6.4.6. Optimizing Schema for Fault Tolerance
Having the working set in memory is the single most important factor of database performance. When storing partitions in duplicate, one in principle also requires double the memory to keep adequate working set during write operations.
However, most web and data warehouse workloads are read-intensive. In this situation, the reading load can be balanced over the replicated copies. If this balancing were done at random or round robin, all copies would eventually maintain the same working set. In other words, 64G of RAM spread over two machines would behave like 32G. If the data volune is larger than memory, it makes sense to have the different replicas cache different parts of the partition they share.

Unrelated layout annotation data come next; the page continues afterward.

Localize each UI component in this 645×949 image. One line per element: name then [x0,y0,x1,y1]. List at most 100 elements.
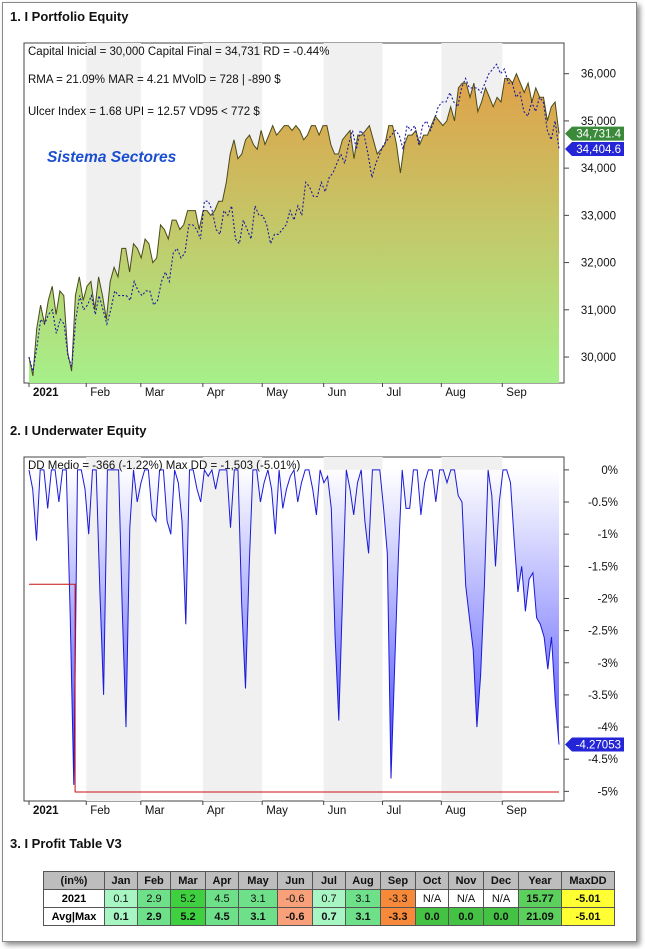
profit-table-cell: -3.3 [380,907,416,926]
profit-table-cell: N/A [415,889,449,908]
profit-table-header-cell: Oct [415,871,449,890]
underwater-section-title: 2. I Underwater Equity [10,423,147,438]
profit-table-cell: -5.01 [561,889,615,908]
profit-table-header-cell: Aug [345,871,381,890]
profit-table-header-cell: Year [518,871,562,890]
profit-table-cell: -0.6 [277,907,313,926]
equity-y-tick-label: 30,000 [581,352,616,364]
profit-table-row-label: Avg|Max [43,907,105,926]
equity-x-tick-label: Jul [387,387,402,399]
underwater-x-tick-label: Aug [445,805,465,817]
benchmark-last-value-label: 34,404.6 [565,142,624,157]
profit-table-cell: N/A [483,889,519,908]
underwater-x-tick-label: Sep [506,805,526,817]
profit-table-cell: 0.7 [312,907,346,926]
underwater-y-tick-label: 0% [601,465,618,477]
system-label: Sistema Sectores [47,149,177,166]
portfolio-equity-chart: 30,000 31,000 32,000 33,000 34,000 35,000 36,0… [23,42,624,399]
equity-y-tick-label: 34,000 [581,163,616,175]
equity-x-tick-label: 2021 [33,387,59,399]
profit-table-cell: 2.9 [137,889,171,908]
profit-table-cell: 2.9 [137,907,171,926]
profit-table-header-cell: Apr [205,871,239,890]
equity-x-tick-label: Sep [506,387,526,399]
profit-table-header-cell: May [238,871,278,890]
underwater-last-value-text: -4.27053 [576,739,621,751]
profit-table-cell: 0.7 [312,889,346,908]
profit-table-header-cell: Sep [380,871,416,890]
equity-x-tick-label: May [266,387,288,399]
profit-table-cell: 3.1 [345,889,381,908]
equity-area [29,73,559,383]
profit-table-cell: 3.1 [238,907,278,926]
profit-table-cell: -3.3 [380,889,416,908]
profit-table-cell: 0.1 [104,907,138,926]
underwater-x-tick-label: Jul [387,805,402,817]
profit-section-title: 3. I Profit Table V3 [10,836,122,851]
profit-table-header-cell: (in%) [43,871,105,890]
profit-table-header-cell: Mar [170,871,206,890]
equity-x-tick-label: Apr [207,387,225,399]
profit-table-cell: 3.1 [345,907,381,926]
equity-y-tick-label: 35,000 [581,116,616,128]
profit-table-cell: 21.09 [518,907,562,926]
equity-y-tick-label: 36,000 [581,69,616,81]
profit-table-row: 2021 0.1 2.9 5.2 4.5 3.1 -0.6 0.7 3.1 -3.3 N/A N/A N… [43,889,615,908]
equity-x-tick-label: Aug [445,387,465,399]
benchmark-last-value-text: 34,404.6 [576,144,621,156]
profit-table-cell: 0.0 [448,907,484,926]
underwater-y-tick-label: -1% [598,529,618,541]
equity-line [28,72,560,377]
profit-table-row: Avg|Max 0.1 2.9 5.2 4.5 3.1 -0.6 0.7 3.1 -3.3 0.0 0… [43,907,615,926]
equity-x-tick-label: Jun [328,387,347,399]
equity-stats-line-2: RMA = 21.09% MAR = 4.21 MVolD = 728 | -8… [28,74,281,86]
max-drawdown-line [29,583,559,793]
underwater-x-tick-label: 2021 [33,805,59,817]
underwater-y-tick-label: -2.5% [588,626,618,638]
profit-table-cell: 0.0 [415,907,449,926]
profit-table-row-label: 2021 [43,889,105,908]
underwater-y-tick-label: -4% [598,722,618,734]
underwater-x-tick-label: Apr [207,805,225,817]
profit-table-cell: -5.01 [561,907,615,926]
equity-x-tick-label: Mar [145,387,165,399]
profit-table-cell: 0.0 [483,907,519,926]
equity-y-tick-label: 33,000 [581,210,616,222]
profit-table-cell: 3.1 [238,889,278,908]
underwater-stats-text: DD Medio = -366 (-1.22%) Max DD = -1,503… [28,460,300,472]
profit-table-header-cell: Nov [448,871,484,890]
equity-last-value-label: 34,731.4 [565,126,624,141]
profit-table-cell: 0.1 [104,889,138,908]
benchmark-line [28,63,560,372]
underwater-y-tick-label: -5% [598,786,618,798]
equity-y-tick-label: 32,000 [581,258,616,270]
profit-table-cell: 5.2 [170,889,206,908]
profit-table-header-cell: Jan [104,871,138,890]
profit-table-cell: 4.5 [205,907,239,926]
underwater-x-tick-label: Jun [328,805,347,817]
underwater-y-tick-label: -3.5% [588,690,618,702]
equity-x-tick-label: Feb [90,387,110,399]
equity-stats-line-1: Capital Inicial = 30,000 Capital Final =… [28,46,329,58]
underwater-equity-chart: 0% -0.5% -1% -1.5% -2% -2.5% -3% -3.5% -4% -4.5% -… [23,456,624,817]
profit-table-header-cell: MaxDD [561,871,615,890]
profit-table-cell: N/A [448,889,484,908]
underwater-y-tick-label: -3% [598,658,618,670]
profit-table-cell: 5.2 [170,907,206,926]
profit-table-cell: 4.5 [205,889,239,908]
underwater-last-value-label: -4.27053 [565,737,624,752]
underwater-y-tick-label: -0.5% [588,497,618,509]
profit-table-header-cell: Jun [277,871,313,890]
equity-last-value-text: 34,731.4 [576,129,621,141]
underwater-y-tick-label: -2% [598,593,618,605]
profit-table-header-cell: Feb [137,871,171,890]
profit-table-header-cell: Jul [312,871,346,890]
profit-table: (in%) Jan Feb Mar Apr May Jun Jul Aug Sep Oct Nov De… [43,871,615,926]
profit-table-cell: 15.77 [518,889,562,908]
equity-stats-line-3: Ulcer Index = 1.68 UPI = 12.57 VD95 < 77… [28,106,260,118]
underwater-x-tick-label: Feb [90,805,110,817]
underwater-y-tick-label: -4.5% [588,754,618,766]
equity-section-title: 1. I Portfolio Equity [10,9,129,24]
equity-y-tick-label: 31,000 [581,305,616,317]
underwater-y-tick-label: -1.5% [588,561,618,573]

Consider, using the example of cluster DUP mentioned above:
create table customer (c_id int primary key, c_name varchar, c_state varchar); alter index customer on customer partition cluster DUP (c_id int (0hexffff0000)); create table orders (o_id int primary key, o_c_id int, o_date datetime, o_value numeric); alter index orders on orders partition cluster DUP (o_id int (0hexffff0000)); create index o_c_id on orders (o_c_id) partition cluster DUP (o_c_id (0hexffff0000));
This has the effect of saying that the 16 low bits of c_id or o_id do not participate in the partition hash. The hash is made from bits 32-16. Thus c_id 0-64K will be in one partition, 64K-128K in another, 128K-192K in a third and so on, these partitions are then spread by hash over the host groups listed in the create cluster.
Now, doing the join
select sum (o_value) from customer, orders where c_state = 'MA' and c_id = o_c_id;
will take o_c_id's 0-32K from the first copy of the first partition, id's 32K-64K from the second copy of the first partition, c_o_id's 64K-96K from the first copy of the second partition and so forth.
The load is split by applying range partition on the low bits of id's, so that a system with 64G split over two replicas behaves like 64G RAM for read committed reading but as 32G of RAM for writing. This is enabled by leaving low bits of id's outside of the partition hash by specifying a mask, as shown above.